État de l’e-commerce à Madagascar

Je prends la plume pour écrire rapidement ce billet car j’ai longtemps étudié et analysé la possibilité d’essor de l’e-commerce à Madagascar. On ne va plus parler d’un des freins de ce secteur qu’est le faible accès à l’internet qui est certes le premier blocage face pour un rapide décollage de ce secteur.
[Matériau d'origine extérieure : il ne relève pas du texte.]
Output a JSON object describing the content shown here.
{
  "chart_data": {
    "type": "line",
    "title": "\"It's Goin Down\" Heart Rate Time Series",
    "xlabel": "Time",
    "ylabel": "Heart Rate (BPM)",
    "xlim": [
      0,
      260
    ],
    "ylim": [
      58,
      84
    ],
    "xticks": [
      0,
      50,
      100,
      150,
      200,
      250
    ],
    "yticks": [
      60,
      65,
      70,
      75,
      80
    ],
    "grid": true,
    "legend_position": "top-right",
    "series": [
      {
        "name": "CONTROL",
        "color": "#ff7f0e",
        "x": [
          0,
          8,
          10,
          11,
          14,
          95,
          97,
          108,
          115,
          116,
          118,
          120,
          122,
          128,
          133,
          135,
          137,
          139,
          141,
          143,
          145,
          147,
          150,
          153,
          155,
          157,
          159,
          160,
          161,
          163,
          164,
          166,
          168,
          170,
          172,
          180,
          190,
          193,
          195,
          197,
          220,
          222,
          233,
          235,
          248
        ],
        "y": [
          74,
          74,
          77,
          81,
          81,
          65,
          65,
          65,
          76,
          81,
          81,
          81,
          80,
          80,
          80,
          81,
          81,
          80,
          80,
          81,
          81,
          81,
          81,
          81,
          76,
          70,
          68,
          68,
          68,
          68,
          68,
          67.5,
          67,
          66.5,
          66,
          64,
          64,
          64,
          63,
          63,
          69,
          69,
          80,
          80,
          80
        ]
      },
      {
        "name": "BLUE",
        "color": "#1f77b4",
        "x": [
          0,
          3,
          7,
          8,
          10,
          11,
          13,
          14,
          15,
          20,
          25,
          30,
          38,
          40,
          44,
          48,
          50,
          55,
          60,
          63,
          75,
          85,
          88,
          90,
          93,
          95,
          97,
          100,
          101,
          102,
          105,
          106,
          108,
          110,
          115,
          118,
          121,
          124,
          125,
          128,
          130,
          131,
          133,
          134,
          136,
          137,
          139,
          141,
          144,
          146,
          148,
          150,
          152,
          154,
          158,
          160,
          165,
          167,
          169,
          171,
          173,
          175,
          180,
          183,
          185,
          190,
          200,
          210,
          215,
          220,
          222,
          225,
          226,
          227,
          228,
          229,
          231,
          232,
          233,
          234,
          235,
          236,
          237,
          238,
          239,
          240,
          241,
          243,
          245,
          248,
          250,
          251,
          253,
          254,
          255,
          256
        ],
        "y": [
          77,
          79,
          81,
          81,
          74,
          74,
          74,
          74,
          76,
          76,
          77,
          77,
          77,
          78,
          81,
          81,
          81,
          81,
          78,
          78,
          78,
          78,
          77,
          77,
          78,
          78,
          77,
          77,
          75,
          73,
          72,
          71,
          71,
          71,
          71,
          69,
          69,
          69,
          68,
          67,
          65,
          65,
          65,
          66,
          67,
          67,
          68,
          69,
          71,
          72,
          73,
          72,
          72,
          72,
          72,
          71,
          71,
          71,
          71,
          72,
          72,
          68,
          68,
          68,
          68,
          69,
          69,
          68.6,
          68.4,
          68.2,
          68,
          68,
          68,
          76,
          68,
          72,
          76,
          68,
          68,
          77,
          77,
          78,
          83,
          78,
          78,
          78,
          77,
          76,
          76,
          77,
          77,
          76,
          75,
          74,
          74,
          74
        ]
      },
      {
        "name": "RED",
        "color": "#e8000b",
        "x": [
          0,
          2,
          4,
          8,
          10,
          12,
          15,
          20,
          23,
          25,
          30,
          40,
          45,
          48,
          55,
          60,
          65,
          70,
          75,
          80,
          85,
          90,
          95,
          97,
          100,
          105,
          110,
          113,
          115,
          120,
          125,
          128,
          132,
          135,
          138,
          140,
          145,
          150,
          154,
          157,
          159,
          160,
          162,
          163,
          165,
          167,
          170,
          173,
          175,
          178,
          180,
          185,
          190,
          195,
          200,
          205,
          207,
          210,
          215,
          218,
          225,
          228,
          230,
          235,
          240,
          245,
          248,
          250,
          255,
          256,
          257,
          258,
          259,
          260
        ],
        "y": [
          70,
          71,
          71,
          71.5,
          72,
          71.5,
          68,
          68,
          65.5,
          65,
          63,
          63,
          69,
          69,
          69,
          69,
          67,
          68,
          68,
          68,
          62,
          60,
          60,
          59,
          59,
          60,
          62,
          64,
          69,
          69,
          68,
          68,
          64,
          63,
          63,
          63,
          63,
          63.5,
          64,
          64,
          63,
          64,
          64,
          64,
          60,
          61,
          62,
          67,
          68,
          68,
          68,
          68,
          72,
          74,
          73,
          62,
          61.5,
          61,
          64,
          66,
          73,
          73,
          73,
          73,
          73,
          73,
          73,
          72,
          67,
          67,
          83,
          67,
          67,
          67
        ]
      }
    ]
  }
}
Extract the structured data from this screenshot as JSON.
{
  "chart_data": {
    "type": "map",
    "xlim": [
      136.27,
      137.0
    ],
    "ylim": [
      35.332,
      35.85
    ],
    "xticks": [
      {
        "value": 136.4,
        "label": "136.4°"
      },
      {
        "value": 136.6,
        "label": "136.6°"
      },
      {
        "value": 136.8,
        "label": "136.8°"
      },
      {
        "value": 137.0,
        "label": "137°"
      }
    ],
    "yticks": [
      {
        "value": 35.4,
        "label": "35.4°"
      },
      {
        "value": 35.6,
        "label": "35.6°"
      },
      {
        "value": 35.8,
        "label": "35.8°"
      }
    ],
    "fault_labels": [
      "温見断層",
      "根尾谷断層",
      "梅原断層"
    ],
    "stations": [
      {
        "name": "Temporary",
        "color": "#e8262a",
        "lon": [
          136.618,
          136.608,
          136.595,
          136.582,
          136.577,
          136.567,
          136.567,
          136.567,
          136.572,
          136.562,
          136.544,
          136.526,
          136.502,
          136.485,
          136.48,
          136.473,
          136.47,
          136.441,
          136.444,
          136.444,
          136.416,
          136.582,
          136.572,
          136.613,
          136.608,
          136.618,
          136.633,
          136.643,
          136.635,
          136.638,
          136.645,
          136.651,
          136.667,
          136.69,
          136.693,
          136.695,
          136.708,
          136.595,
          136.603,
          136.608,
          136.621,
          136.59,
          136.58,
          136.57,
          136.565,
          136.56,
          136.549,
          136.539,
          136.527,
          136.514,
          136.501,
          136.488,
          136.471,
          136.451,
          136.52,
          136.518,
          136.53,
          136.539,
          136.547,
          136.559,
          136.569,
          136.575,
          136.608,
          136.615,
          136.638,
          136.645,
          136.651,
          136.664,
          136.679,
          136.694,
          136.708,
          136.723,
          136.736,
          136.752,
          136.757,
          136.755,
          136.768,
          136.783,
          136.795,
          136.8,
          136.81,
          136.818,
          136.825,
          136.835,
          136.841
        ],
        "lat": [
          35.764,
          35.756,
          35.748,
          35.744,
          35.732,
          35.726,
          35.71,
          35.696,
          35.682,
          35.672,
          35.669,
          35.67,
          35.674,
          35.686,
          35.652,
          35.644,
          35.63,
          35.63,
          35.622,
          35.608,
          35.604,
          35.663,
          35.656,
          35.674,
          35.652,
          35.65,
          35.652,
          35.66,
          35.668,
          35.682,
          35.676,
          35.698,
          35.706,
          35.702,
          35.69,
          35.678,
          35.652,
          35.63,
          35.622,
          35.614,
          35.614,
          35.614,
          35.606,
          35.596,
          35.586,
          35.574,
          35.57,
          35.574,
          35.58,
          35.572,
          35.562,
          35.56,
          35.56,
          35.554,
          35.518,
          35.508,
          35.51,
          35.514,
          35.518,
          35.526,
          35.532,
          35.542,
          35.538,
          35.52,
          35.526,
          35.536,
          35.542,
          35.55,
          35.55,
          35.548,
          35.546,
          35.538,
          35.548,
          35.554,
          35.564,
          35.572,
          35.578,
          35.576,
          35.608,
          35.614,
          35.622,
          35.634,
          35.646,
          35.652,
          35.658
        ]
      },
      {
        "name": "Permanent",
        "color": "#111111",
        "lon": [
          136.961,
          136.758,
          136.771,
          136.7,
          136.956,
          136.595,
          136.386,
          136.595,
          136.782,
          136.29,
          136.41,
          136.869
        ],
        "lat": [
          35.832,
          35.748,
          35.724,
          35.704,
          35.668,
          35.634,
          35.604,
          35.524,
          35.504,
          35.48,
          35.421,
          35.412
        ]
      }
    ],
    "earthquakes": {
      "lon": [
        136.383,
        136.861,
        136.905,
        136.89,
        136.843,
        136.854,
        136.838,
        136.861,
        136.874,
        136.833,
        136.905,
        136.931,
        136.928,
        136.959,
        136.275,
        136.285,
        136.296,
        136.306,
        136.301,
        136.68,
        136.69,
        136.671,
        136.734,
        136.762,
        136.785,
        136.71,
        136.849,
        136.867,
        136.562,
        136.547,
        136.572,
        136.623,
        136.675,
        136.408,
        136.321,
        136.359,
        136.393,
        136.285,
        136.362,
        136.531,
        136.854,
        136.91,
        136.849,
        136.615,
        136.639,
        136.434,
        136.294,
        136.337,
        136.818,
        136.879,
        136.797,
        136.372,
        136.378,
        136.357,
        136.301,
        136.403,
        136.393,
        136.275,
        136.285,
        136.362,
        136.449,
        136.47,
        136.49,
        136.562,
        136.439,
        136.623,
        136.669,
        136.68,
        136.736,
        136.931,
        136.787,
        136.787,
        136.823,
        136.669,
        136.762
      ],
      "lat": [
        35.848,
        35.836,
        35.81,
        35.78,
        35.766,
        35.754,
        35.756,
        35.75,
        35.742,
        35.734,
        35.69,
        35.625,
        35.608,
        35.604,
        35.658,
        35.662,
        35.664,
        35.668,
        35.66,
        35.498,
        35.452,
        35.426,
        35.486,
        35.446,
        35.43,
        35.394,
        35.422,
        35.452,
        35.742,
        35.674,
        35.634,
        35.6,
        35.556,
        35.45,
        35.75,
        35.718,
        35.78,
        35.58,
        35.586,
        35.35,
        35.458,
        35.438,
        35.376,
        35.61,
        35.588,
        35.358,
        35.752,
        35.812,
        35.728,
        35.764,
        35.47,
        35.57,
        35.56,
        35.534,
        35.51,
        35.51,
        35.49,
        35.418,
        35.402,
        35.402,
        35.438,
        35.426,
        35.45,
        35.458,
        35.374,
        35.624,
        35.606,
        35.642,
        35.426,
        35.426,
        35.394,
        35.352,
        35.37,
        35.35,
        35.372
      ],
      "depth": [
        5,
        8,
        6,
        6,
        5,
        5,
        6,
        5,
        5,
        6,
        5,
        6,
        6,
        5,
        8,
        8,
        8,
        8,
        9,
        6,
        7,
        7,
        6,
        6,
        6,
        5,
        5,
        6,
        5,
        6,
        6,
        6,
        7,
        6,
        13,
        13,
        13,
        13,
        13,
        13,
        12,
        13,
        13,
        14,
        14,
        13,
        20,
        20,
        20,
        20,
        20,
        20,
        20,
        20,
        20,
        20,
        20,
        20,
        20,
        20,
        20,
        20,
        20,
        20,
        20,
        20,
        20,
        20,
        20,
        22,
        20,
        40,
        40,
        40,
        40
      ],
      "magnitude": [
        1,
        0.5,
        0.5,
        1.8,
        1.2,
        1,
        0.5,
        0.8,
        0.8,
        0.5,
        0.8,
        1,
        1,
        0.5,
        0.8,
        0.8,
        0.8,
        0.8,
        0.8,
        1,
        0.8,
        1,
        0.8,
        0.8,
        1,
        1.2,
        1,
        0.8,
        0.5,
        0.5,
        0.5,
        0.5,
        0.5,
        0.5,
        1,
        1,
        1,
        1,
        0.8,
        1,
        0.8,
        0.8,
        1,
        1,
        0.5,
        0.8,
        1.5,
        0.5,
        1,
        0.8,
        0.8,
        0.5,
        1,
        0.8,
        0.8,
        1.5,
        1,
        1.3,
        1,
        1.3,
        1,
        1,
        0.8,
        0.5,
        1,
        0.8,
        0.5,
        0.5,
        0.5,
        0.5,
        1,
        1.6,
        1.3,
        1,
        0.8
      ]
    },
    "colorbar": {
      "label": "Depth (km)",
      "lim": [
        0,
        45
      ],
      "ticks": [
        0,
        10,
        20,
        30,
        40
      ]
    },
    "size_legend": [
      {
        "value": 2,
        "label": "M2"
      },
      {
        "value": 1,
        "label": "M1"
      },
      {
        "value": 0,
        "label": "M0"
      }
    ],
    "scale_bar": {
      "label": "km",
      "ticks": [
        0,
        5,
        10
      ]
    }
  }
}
Ce blocage fait que la compréhension de l’e-commerce par la plupart des gens se résume aux petites annonces entre particuliers sur Facebook car l’accès à ce dernier est très abordable voire gratuit pour les fournisseurs internet à Madagascar.

Le véritable E-commerce est en fait toute une « supply chain » (traduit chaîne d’approvisionnement) et aussi une chaîne de valeurs:

L’organigramme évoque 3 principaux éléments  dans la chaîne : 1) Portail numérique d’e-commerce (site web), 2) Le paiement en ligne et 3) La livraison. (le point 4 et 5 à la fin)

Prédominance du cash

L’utilisation de l’argent en espèces (cash) est encore trop prédominante à Madagascar. La première cause c’est bien évidemment le faible taux de bancarisation. Le pays est classé parmi les moins performantes dans ce domaine en Afrique subsaharienne. Selon la Banque Mondiale, seul 1 malgache sur 10 possède un compte de dépôt. Et selon ce sondage (https://stileex.xyz/malgaches-banques/) effectué à priori en zone urbaine, seuls 39% des sondés possèdent un compte bancaire.

Sur ces personnes ayant un compte bancaire = une carte bancaire, au moins 98% des opérations réalisées par les cartes bancaires sont des retraits de cash auprès des distributeurs automatiques. L’achat en ligne via carte bancaire est loin d’être une pratique courante et il est rare de trouver des marchands ayant un terminal de paiement électronique pour effectuer un achat avec sa carte.

L’avènement du mobile banking avec MVola, Orange Money et Airtel Money a plus au moins augmenté le taux de bancarisation. Ce service se substitue petit à petit aux banques traditionnelles. Des vingtaines de millions d’opérations sont effectués chaque mois avec le mobile money mais 2 types d’opérations sont prédominants : 1) l’achat de crédit téléphonique prépayé et 2) le retrait d’argent en espèce. Le 1) est encourageant et le 2) est décevant.

Pour l’instant, Madagascar est loin d’être « cashless ».

La question du paiement en ligne

C’est l’une des interrogations fréquentes des marchands physiques qu’un éclaircissement des moyens les persuaderaient ou non à lancer leurs portails web e-commerce ou voire de totalement migrer en mode « online ». Ces question: comment les malgaches locaux et les résident pourront payer leurs achats en ligne ? et comment le marchand pourrait recevoir les paiements ?

Pour la réception du paiement pour le marchand, les banques locales faillissent sur ce côté-là. Il n’est pas encore possible de lier un compte bancaire local à des plateformes de paiement en ligne comme Paypal, le plus populaire. Les marchands doivent créer un « compte marchand » sur Paypal mais seuls ceux qui ont un compte bancaire basé en Europe ou aux USA qui peuvent l’avoir.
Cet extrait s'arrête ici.